Description Ilya 2008-03-05 11:46:06 UTC
Latest working kernel version:
Earliest failing kernel version: 2.6.22.9
Distribution:
Hardware Environment:VT8237, A7V600 Motherboard, DVDRW drive Samsung SH-S203B
Software Environment:
Problem Description: kernel don't go back after suspend to ram mode.

Steps to reproduce: go to "suspend to ram" and then go back.
try to mount the drive with no disk. mount lock's.
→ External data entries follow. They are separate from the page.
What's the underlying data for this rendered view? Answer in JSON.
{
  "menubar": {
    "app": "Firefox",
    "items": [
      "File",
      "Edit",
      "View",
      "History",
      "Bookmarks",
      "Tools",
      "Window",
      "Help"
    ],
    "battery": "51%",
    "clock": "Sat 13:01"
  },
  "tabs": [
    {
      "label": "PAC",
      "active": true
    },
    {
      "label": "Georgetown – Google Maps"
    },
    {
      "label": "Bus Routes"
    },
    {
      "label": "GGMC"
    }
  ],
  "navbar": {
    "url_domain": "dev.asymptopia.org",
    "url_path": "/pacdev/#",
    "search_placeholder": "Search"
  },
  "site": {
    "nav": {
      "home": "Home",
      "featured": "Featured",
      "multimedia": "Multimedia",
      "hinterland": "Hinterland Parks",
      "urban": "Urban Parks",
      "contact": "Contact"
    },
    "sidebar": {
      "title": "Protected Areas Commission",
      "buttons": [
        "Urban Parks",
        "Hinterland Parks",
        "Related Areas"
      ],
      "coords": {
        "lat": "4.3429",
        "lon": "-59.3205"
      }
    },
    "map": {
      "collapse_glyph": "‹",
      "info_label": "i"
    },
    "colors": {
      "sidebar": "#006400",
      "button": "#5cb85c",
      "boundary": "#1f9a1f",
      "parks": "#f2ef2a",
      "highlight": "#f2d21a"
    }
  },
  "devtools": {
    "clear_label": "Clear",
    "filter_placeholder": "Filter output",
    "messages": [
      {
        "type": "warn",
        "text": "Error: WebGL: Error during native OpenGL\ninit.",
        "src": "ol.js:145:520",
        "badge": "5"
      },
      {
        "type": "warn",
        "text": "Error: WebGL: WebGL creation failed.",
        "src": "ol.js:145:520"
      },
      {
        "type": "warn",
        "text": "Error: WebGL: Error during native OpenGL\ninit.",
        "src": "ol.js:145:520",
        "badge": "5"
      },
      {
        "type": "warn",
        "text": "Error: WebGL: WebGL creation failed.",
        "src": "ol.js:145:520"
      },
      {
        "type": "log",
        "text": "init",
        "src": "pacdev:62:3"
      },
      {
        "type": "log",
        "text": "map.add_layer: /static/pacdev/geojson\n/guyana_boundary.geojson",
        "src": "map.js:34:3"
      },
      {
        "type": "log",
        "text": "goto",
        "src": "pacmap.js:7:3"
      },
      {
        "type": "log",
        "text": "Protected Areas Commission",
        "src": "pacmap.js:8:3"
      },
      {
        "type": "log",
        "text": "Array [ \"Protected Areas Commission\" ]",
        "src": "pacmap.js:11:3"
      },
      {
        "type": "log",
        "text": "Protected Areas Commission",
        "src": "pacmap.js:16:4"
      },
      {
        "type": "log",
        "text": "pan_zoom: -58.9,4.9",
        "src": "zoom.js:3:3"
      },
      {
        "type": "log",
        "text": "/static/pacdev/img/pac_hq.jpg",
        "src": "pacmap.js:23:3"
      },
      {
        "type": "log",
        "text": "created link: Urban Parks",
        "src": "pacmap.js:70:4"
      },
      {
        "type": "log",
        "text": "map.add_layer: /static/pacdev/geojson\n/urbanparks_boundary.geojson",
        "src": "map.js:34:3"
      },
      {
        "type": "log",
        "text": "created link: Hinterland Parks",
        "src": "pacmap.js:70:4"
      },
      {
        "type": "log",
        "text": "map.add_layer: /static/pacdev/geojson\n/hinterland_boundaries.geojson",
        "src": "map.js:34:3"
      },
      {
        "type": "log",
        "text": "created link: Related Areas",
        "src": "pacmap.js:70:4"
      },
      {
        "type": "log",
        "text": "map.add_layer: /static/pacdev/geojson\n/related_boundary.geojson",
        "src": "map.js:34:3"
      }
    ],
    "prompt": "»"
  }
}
ata2.00: qc timeout (cmd 0xa0)
ata2.00: exception Emask 0x0 SAct 0x0 SErr 0x0 action 0x2 frozen
ata2.00: cmd a0/00:00:00:00:20/00:00:00:00:00/a0 tag 0 cdb 0x0 data 0
         res 51/20:03:00:00:00/00:00:00:00:00/a0 Emask 0x5 (timeout)
ata2: port is slow to respond, please be patient (Status 0xd0)
ata2: soft resetting port
ata2.00: qc timeout (cmd 0xa1)
ata2.00: failed to IDENTIFY (I/O error, err_mask=0x4)
ata2.00: revalidation failed (errno=-5)
ata2: failed to recover some devices, retrying in 5 secs
ata2: port is slow to respond, please be patient (Status 0x80)
ata2: soft resetting port
ata2.00: failed to IDENTIFY (device reports invalid type, err_mask=0x0)
ata2.00: revalidation failed (errno=-22)
ata2.00: limiting speed to UDMA/100:PIO3
ata2: failed to recover some devices, retrying in 5 secs
ata2: soft resetting port
ata2.00: configured for UDMA/100
ata2: EH complete
ata2.00: exception Emask 0x0 SAct 0x0 SErr 0x0 action 0x2 frozen
ata2.00: cmd a0/00:00:00:00:20/00:00:00:00:00/a0 tag 0 cdb 0x0 data 0
         res 40/00:03:00:00:00/00:00:00:00:00/a0 Emask 0x4 (timeout)
ata2: port is slow to respond, please be patient (Status 0xd0)
ata2: soft resetting port

But if there were a dvd disk kernel can't start after a "suspend to ram".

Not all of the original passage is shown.